JPK Huson 1863
Brev. Brig. Gen'l
- Joined
- Feb 14, 2012
- Location
- Central Pennsylvania
Just a reminder, please, from one of the hosts.
With apologies to @Bee , who forgivably holds copyright on the image. Borrowing this ( from Hathi ) as one of the hosts of Ladies Tea and ask indulgence. We're entrusted with Ladies Tea's positive direction, at least.
As it states in our introduction, Ladies Tea is for pretty much the entire world, Ladies, men, bugs, if they can read- History buffs with an interest in what the war held, comprehensively, for women.
Women had a terrible war. Please no one make the mistake anyone is sleeping at the wheel or some great revelation has been missed. Elizabeth Masser Thorn of Gettysburg was a poor immigrant woman. Her boss was wealthy, powerful and dismissive of er, underlings. Burying over 100 men in blazing heat that July was an order, ' or else '. She'd already spent the battle being shoved around by generals from two armies. Lydia Hamilton and Becky Palmer are not well known Gettysburg names. They should be. Black women, Lydia begged food and a wagon and spent days feeding wounded. Becky escaped the Confederate army and being sold into an enslaved war.
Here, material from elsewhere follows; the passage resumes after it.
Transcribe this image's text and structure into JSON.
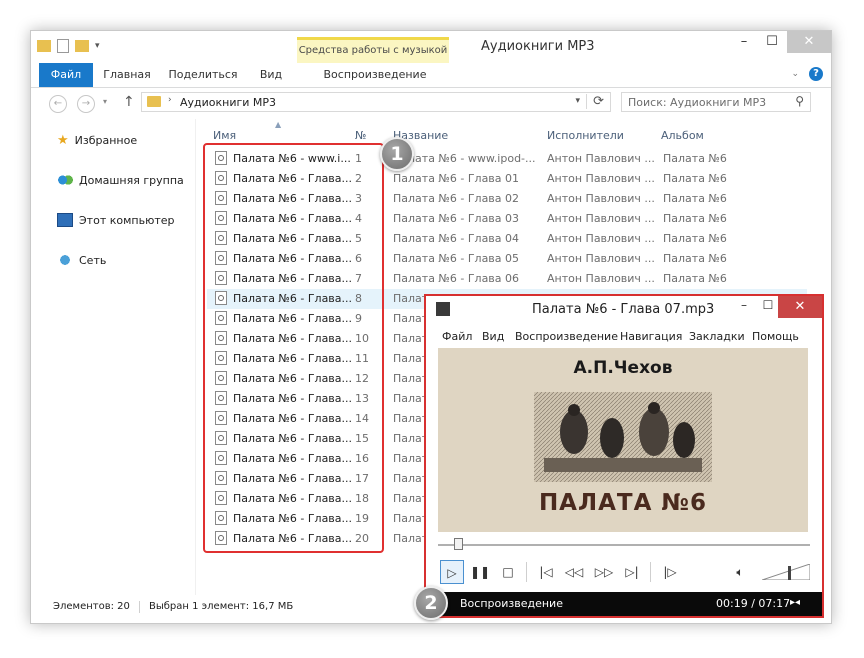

Why were there so many prostitutes? Food. Very young girls were forced into prostitution. To eat. Homes gone, men gone. Poor women, middle class women- elite women. These histories are simply found. We bring them here, to share because these stories of women in the war simply must be told.
Without disclaimers, this awful war swept our country like a bloody, social, psychological, sociological and physical tsunami. 150 years later, we're still holding on to trees while flotsam washes past us on the way out to sea. We're still claiming precedence on the part of victims, too. And while that's a little crazy it's opinion. That's fine.
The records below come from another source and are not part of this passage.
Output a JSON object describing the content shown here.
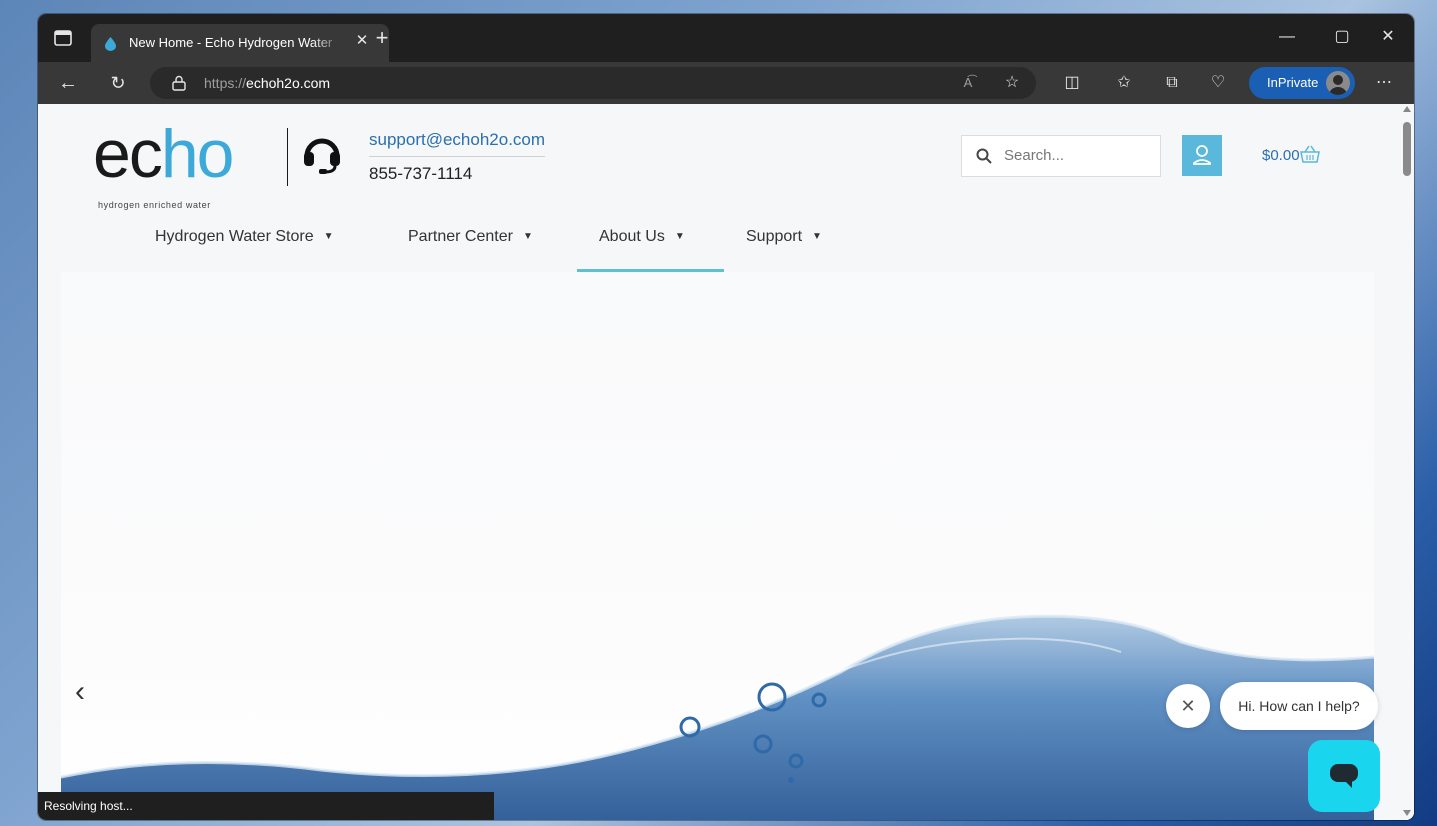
{
  "browser": {
    "tab_title": "New Home - Echo Hydrogen Water",
    "url_scheme": "https://",
    "url_host": "echoh2o.com",
    "inprivate_label": "InPrivate",
    "status_text": "Resolving host..."
  },
  "header": {
    "logo_text_dark": "ec",
    "logo_text_accent": "ho",
    "logo_tagline": "hydrogen enriched water",
    "email": "support@echoh2o.com",
    "phone": "855-737-1114",
    "search_placeholder": "Search...",
    "cart_total": "$0.00"
  },
  "nav": {
    "items": [
      {
        "label": "Hydrogen Water Store"
      },
      {
        "label": "Partner Center"
      },
      {
        "label": "About Us"
      },
      {
        "label": "Support"
      }
    ]
  },
  "chat": {
    "greeting": "Hi. How can I help?"
  },
  "colors": {
    "accent": "#3ca9d9",
    "nav_active_underline": "#5ec1cf",
    "chat_launcher": "#19d6ee",
    "inprivate": "#1a5fb4"
  }
}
I'm seeing contention about and contempt for Southern elite women. This is taking the form of ' Who's on First ', who suffered more, who wrote a book addressing one form of suffering and why others were ignored, why Southern elite women did not deserve to claim suffering and how this is becoming a verboten topic.
While I understand it is easy to be drawn into vile injustices committed 150 years ago, and we should speak of them, becoming indignant to the point of becoming exclusionary is really, bullying dead people? I'm a little loathe to be put in the position of ' defending ' anyone at all. We are so, so easily divided. A woman, who lost everything, sons and husband away at war or dead, has a story. If she lived in Vermont, she has a story. If she lived in Mississippi, she has a story. These stories deserve to be told one by one. The war was loss and grief. When we begin comparing suffering, we allow ourselves to be divided. A Southern, elite woman dragged my uncle, Seward's secretary, home from Liggon's prison, with Typhoid. When he died in her home, she buried him in her family plot, at Shocktoe. She lost everything in the war. Her name was Elizabeth Van Lew.
Point being, it would be very good to try to keep Ladies Tea a positive forum, working to be inclusive of women's experiences during the war. Should there be an outside source not agreed with, a thread on the topic is the place to discuss this. Our membership, not to mention the many browsers who find their way here, have ancestors whose stories include these women.
Brass once encouraged how positive this posting has been over the years- compliment? Oi. It now feels more of a responsibility than ever.